New drugs are being developed to improve the treatment of kidney and cardiovascular diseases and patient outcomes. Recently, new components of the RAAS with protective effects, called alternative RAAS pathways, have been identified. The primary peptide in the alternative pathway is Ang 1–7, which is associated with the Mas receptor. As a result of these findings, researchers are now focusing on drugs that activate these alternative pathways (7, 8).

Aldosterone, a mineralocorticoid hormone, plays a crucial role in regulating fluid and electrolyte balance in the body.

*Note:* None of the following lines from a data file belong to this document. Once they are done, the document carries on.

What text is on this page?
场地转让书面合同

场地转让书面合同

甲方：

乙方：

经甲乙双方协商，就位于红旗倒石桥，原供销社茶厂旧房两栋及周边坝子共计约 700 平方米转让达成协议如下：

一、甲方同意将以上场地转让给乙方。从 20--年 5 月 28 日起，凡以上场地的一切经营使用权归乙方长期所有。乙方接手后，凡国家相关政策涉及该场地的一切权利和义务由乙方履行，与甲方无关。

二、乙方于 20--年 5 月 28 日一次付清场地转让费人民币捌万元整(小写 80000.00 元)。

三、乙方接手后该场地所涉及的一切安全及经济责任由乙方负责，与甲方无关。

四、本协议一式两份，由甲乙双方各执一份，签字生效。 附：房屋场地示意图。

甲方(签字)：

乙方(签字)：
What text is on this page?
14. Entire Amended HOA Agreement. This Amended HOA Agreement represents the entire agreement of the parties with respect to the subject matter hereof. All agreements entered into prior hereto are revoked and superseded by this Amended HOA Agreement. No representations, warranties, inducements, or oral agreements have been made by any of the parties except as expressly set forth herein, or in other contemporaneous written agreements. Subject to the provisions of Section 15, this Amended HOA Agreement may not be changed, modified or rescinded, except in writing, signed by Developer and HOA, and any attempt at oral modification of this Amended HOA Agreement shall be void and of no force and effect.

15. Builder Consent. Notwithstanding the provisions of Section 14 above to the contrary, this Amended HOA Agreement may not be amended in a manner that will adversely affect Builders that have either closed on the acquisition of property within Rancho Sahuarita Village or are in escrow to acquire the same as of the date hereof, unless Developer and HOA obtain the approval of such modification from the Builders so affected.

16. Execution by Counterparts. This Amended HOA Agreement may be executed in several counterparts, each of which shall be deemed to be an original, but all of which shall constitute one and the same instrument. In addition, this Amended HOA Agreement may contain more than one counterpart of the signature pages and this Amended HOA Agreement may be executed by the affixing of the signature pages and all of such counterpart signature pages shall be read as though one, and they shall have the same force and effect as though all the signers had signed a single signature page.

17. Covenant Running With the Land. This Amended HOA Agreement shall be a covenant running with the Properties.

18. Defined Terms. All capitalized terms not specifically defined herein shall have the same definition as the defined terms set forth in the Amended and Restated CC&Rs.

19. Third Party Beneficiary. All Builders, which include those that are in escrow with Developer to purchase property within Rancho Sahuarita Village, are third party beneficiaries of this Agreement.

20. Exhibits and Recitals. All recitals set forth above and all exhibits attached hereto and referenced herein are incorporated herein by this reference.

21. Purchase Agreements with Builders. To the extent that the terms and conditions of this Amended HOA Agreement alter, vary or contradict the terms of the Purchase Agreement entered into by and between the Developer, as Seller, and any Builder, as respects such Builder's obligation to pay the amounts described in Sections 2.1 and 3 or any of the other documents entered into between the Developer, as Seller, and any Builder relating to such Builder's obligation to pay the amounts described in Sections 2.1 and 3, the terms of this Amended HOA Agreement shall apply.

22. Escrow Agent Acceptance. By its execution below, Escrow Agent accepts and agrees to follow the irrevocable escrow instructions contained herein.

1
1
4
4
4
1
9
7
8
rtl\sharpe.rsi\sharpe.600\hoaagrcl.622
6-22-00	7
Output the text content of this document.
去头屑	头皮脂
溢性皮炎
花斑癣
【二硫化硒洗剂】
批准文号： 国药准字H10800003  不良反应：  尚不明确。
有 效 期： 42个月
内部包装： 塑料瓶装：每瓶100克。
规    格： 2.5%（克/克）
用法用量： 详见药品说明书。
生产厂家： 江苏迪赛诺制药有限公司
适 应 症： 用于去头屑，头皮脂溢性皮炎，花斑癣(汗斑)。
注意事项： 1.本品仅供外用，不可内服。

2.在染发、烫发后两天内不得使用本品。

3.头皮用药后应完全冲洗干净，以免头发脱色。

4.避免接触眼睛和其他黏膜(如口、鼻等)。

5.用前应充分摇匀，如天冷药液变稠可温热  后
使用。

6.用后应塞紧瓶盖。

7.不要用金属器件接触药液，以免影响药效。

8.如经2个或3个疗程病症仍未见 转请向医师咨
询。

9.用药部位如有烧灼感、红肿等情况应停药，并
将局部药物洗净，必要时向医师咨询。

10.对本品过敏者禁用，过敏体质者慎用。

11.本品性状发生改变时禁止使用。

The cortical collecting duct in the kidney is the primary location where aldosterone acts (9). It exerts its effects by binding to mineralocorticoid receptors, which then trigger the transcription of target genes, including the epithelial sodium channel (ENaC),  serum/glucocorticoid-regulated kinase 1 (SGK1) and the Na/K-ATPase (Na/K pump), which then induce actions that regulate water and electrolyte balance.

Aldosterone influences kidney function by stimulating increased sodium reabsorption, water retention, potassium excretion, acid (H+) excretion, bicarbonate (HCO3-) excretion and chloride reabsorption (10).

Aldosterone regulates blood pressure by inducing ENaC, SGK1 and Na/K-ATPase transcription which then contribute to processes that affect blood pressure including sodium and water reabsorption, potassium excretion and acid-base balance. The kidneys and heart are the main organs that aldosterone acts on to regulate blood pressure (11, 9).

Dysregulation of aldosterone signaling can disrupt kidney health primarily because aldosterone is critical to regulating blood pressure. Impaired aldosterone signaling can cause hyperaldosteronism, where the adrenal glands produce excess aldosterone, leading to hypokalemia, hypertension and chronic kidney disease. On the other hand, inadequate aldosterone production can result in Addison's disease, causing hypotension, high potassium levels and dehydration. Both conditions disrupt electrolyte balance, potentially leading to kidney dysfunction (11).